Верно. От повестей о поздней любви не пусты русские были и ромейские преданья, а в Священном Писании таких примеров не счесть. Бывалому больше нужно, чем молодому. И то сказать, лечь в домовину успеешь, земля в твой час возьмет тебя без укора, что ей! А на том свете Божий ангел не спросит, сколько времени ты, душа, жила в русском теле и сколько любила, а спросит, много ль добра совершила и какого наделала зла… Так, что ли, друг? Так, видно.

Гляди: до Донца на запад, на север легла безмерная ровность. За нею черта, будто проведенная по пергаменту свинцовым стилосом. То всхолмления над невидимыми от реки балками. А дальше – степная ширь, и туманится она, и течет, и струится к земному окоему, но не виден окоем, и мглистая степь свободно восходит к небу, будто бы ты начнешь там подниматься на небесные своды не по лестницам, на ступенях которых тяжко трудились святые, а по глади, манящей полетом.

Здесь, в донецкой излучине, такое всегда виделось князю Мстиславу, и всегда обманное это виденье напоминало о дороге на небесную твердь, которой, по вере дедов, восходили русские души, и всегда тешился он мыслью – не страшно ему, нет смерти. Он, христианин, уважая веру предков, не знал за собой бесчестья ни в старом, ни в новом законе.

За ивняком, который венчает донецкий бережок, ходят табуны коней, подаренных печенегами посланным князя Мстислава. Дар обойдется дороже, чем купля: отдариваются щедро, чтоб не потерять лица, но таков обычай в Степи. Князевы посланные отобрали пятнадцать сотен коней. От Донца дружина пойдет о двуконь, ветра быстрее. Пока же быть стоянке на три дня, чтоб дружинники разобрали коней и смирили крутой нрав новых своих скакунов.

В княжеском шатре приподняты края, чтоб ветерок, ускользнув от ярого солнца, нес полынный дух, горечь которого сладка тем, кто хоть день прожил в степи. Да будет вечна вольная степь!

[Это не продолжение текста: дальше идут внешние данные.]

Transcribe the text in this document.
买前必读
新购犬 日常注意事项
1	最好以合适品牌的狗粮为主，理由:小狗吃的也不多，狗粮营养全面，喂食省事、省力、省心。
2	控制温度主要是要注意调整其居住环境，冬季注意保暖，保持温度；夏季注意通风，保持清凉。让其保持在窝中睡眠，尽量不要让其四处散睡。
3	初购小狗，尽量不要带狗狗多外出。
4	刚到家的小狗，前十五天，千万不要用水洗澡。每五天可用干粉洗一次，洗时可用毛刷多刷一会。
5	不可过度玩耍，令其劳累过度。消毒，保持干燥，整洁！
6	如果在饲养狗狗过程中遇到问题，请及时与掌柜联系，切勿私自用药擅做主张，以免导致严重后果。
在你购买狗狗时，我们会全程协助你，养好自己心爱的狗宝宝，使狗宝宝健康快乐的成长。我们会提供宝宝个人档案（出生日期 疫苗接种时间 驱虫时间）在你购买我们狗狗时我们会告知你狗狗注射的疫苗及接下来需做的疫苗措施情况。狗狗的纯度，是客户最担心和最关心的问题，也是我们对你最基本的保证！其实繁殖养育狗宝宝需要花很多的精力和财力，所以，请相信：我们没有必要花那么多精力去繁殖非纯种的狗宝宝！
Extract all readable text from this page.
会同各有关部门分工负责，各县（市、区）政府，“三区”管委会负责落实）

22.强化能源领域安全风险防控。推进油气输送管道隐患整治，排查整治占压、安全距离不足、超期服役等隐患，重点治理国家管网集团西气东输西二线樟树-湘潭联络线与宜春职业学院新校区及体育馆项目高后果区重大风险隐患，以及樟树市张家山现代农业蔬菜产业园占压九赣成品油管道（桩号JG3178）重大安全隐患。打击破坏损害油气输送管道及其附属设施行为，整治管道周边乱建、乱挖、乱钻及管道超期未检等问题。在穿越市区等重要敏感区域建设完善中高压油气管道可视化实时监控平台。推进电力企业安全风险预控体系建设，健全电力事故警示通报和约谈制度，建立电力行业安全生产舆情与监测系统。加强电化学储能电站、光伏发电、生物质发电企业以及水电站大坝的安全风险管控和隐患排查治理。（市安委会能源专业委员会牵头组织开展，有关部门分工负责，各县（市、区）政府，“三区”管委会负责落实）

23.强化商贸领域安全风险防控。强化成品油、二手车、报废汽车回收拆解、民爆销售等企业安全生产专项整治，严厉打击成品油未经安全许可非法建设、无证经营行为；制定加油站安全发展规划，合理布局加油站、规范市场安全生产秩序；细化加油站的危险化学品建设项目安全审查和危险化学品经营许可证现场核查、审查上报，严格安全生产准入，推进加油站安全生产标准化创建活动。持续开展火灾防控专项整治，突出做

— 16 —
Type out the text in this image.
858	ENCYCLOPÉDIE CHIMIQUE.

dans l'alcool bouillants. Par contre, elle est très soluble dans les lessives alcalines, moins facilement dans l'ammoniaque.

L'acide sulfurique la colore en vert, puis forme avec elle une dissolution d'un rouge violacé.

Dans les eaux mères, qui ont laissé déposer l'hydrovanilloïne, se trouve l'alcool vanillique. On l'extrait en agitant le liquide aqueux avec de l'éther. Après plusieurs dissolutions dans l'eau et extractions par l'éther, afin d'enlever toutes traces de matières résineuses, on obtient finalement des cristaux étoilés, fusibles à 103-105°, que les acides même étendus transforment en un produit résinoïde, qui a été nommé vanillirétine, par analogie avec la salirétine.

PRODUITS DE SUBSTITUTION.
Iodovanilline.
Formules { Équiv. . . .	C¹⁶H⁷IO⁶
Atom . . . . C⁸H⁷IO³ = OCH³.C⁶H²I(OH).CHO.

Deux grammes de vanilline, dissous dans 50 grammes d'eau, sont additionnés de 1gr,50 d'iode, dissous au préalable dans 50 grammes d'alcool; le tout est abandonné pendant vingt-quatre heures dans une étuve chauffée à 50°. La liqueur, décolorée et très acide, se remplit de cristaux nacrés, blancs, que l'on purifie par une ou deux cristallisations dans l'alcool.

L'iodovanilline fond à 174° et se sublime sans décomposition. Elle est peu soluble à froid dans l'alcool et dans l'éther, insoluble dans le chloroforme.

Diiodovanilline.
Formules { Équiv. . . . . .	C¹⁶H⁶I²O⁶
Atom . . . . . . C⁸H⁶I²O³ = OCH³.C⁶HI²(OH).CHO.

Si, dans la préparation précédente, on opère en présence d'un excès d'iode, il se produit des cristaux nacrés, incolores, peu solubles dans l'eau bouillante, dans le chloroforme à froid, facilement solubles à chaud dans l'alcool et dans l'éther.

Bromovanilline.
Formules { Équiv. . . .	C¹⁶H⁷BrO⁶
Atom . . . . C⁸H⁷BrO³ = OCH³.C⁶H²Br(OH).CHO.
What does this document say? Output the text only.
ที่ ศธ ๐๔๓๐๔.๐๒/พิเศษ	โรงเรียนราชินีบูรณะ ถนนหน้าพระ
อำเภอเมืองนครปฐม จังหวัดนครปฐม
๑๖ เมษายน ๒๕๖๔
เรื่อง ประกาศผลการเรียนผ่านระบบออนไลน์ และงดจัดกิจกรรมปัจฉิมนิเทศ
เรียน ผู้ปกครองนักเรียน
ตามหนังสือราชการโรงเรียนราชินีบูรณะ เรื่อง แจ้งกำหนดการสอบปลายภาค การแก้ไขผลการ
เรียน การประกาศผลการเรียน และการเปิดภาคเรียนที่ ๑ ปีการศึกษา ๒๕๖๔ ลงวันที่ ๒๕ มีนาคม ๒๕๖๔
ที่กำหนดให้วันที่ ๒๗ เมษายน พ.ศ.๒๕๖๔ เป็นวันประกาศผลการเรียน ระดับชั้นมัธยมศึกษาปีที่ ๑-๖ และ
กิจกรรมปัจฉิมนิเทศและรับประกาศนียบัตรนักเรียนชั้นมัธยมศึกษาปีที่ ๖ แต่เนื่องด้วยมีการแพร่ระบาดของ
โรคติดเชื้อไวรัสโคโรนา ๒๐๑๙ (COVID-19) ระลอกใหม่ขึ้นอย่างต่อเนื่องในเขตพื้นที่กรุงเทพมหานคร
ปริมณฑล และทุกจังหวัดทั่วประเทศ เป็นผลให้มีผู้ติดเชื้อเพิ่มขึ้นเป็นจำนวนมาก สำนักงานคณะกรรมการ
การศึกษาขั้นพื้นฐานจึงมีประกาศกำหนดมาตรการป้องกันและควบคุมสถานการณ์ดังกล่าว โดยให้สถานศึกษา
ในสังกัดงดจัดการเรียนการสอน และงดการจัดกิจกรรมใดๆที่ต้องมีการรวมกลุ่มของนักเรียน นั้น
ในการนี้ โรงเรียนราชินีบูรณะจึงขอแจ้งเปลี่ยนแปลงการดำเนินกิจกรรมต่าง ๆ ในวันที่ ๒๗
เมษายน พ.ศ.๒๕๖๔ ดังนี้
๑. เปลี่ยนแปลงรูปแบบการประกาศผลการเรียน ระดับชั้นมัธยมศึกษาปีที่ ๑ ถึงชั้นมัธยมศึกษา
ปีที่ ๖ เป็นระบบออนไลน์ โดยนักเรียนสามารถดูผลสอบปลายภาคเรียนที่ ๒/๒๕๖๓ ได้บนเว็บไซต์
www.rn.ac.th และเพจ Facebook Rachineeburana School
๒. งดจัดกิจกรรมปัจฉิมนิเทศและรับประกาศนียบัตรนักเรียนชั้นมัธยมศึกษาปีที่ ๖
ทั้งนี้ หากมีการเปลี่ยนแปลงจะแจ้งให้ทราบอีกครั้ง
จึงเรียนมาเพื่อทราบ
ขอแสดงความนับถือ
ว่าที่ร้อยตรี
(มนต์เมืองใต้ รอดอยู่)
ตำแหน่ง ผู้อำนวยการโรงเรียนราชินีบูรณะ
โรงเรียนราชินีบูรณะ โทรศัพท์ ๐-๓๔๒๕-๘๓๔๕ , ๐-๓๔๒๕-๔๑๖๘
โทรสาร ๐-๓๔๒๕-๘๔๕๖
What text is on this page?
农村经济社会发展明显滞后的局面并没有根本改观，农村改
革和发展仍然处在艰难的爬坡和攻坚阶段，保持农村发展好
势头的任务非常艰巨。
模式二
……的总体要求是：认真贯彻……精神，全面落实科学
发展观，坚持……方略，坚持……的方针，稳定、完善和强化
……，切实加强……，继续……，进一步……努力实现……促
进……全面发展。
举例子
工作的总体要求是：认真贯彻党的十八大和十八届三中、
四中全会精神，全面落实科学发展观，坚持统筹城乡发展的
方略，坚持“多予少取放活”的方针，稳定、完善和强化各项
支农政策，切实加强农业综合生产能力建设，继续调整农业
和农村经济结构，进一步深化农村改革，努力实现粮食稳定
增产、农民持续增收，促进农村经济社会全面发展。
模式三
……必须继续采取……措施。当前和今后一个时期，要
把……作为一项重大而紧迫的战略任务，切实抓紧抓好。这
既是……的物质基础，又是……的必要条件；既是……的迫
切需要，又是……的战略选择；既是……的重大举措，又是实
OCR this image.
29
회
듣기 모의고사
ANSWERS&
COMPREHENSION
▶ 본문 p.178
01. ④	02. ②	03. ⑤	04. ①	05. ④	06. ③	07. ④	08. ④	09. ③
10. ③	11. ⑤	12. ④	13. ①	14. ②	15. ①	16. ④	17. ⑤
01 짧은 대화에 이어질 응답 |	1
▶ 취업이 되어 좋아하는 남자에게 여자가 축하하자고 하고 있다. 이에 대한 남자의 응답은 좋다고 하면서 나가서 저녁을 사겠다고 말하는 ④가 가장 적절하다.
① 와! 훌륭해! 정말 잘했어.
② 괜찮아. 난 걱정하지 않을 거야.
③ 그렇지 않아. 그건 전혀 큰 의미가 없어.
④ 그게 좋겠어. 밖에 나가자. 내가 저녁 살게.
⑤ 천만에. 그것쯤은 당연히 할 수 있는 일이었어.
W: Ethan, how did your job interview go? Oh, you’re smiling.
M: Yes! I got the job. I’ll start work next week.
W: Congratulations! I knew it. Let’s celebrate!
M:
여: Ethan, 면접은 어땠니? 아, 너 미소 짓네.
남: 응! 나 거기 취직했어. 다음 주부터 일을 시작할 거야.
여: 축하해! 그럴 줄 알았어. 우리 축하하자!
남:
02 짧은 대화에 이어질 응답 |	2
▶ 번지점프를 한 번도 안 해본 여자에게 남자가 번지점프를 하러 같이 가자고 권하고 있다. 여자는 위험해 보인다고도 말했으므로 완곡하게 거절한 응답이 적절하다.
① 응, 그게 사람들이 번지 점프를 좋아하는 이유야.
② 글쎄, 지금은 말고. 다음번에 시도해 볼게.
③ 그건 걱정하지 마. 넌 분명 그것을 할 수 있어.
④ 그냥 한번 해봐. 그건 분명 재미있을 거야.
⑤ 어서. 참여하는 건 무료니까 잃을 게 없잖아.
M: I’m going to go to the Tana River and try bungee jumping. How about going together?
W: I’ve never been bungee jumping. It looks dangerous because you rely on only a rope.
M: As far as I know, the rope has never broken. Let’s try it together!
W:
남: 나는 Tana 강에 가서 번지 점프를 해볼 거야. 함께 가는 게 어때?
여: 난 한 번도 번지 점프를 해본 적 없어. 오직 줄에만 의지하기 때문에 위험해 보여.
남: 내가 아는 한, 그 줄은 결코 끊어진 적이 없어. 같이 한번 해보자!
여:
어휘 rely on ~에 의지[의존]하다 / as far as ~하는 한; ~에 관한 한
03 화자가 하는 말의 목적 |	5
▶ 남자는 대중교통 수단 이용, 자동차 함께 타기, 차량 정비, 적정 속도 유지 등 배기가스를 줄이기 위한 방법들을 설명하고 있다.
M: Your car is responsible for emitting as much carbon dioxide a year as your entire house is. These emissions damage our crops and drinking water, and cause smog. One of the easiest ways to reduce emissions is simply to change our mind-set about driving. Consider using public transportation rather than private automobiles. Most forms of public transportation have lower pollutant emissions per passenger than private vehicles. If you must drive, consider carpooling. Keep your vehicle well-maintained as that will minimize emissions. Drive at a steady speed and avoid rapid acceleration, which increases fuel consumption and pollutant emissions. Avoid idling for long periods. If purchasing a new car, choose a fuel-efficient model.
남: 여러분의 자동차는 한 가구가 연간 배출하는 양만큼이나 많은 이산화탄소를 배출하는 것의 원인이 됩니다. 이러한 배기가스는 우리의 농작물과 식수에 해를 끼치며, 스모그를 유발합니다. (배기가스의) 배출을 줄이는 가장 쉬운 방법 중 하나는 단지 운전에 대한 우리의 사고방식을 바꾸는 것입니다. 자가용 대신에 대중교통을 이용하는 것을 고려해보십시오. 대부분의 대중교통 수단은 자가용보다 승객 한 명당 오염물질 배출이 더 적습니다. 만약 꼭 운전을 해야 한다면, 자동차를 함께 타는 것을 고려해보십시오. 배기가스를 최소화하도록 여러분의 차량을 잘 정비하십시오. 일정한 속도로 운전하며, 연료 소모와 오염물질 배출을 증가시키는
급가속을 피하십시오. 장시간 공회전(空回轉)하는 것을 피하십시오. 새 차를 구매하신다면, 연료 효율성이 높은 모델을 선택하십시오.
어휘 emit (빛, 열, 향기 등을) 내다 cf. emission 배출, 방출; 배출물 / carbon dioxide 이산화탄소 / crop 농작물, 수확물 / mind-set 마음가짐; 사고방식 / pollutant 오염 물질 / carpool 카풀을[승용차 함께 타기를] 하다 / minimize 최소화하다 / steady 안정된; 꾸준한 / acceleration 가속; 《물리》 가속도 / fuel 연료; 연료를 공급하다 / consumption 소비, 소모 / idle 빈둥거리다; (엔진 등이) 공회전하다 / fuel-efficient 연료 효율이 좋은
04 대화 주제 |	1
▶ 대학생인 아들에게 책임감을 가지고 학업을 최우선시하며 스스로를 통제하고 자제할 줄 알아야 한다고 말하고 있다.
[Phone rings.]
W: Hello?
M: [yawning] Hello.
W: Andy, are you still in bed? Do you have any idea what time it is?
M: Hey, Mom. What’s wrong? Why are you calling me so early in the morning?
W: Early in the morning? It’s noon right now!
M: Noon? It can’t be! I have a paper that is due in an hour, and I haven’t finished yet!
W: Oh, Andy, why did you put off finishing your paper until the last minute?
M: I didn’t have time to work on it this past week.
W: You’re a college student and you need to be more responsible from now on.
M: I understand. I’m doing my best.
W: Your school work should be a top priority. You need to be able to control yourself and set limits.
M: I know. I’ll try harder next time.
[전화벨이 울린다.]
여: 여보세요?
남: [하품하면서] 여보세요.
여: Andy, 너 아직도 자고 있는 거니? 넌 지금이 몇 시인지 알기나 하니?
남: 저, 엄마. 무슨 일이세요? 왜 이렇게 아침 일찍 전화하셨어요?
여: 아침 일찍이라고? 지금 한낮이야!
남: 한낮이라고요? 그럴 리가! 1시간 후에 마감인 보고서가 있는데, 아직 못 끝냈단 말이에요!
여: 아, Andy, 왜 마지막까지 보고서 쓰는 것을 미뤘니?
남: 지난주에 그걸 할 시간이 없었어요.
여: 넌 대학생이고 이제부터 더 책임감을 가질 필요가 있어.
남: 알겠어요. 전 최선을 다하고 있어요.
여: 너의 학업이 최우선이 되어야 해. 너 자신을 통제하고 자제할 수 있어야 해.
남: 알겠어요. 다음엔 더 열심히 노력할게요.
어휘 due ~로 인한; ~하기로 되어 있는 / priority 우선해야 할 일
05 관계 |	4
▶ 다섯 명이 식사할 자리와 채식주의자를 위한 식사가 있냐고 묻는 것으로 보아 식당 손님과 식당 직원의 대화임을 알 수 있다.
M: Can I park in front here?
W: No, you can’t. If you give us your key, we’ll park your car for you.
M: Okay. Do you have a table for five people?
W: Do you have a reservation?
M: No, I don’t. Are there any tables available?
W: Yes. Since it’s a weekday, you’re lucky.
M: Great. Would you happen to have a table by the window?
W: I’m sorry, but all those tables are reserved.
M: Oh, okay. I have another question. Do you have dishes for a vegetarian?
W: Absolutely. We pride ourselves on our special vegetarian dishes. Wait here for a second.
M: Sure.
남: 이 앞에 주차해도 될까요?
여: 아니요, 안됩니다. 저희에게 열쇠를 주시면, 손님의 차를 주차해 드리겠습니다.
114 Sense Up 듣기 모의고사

Ковер на полу шатра выткан красной и черной шерстью. В узоре заботливая рука мусульманина-ковровщика скрыла под острыми углами рисунка души растений: Бог изрек Магомету запрещенье верным изображать что-либо живое, но таить его в рисунке не запретил. На ковре расставлено тмутараканское угощение. Мстислав чествует хана Тугена. Тугеново колено пасет свои стада на западных от Донца угодьях. Хан подарил князю живое золото, князь отдарился простым.

Хан благостен, многословен. Цветисты степные речи. Кочевник умеет свои слова сплетать такими венками, что глуп будет ищущий в них некую общую правду. Надобно просто понять простое же: искусный плетельщик сам верит плетению, в котором сегодня одно, а завтра другое.

– Ты гость наш, гость, князь, иди, живи, бери все, что хочешь, – приглашал Туген. – Я твой друг, клянусь небом, я хочу любить тебя. Истину говорю – хочу. Любовь женщины зависит от силы подчинившего ее, любовь мужчины – от уважения к другу.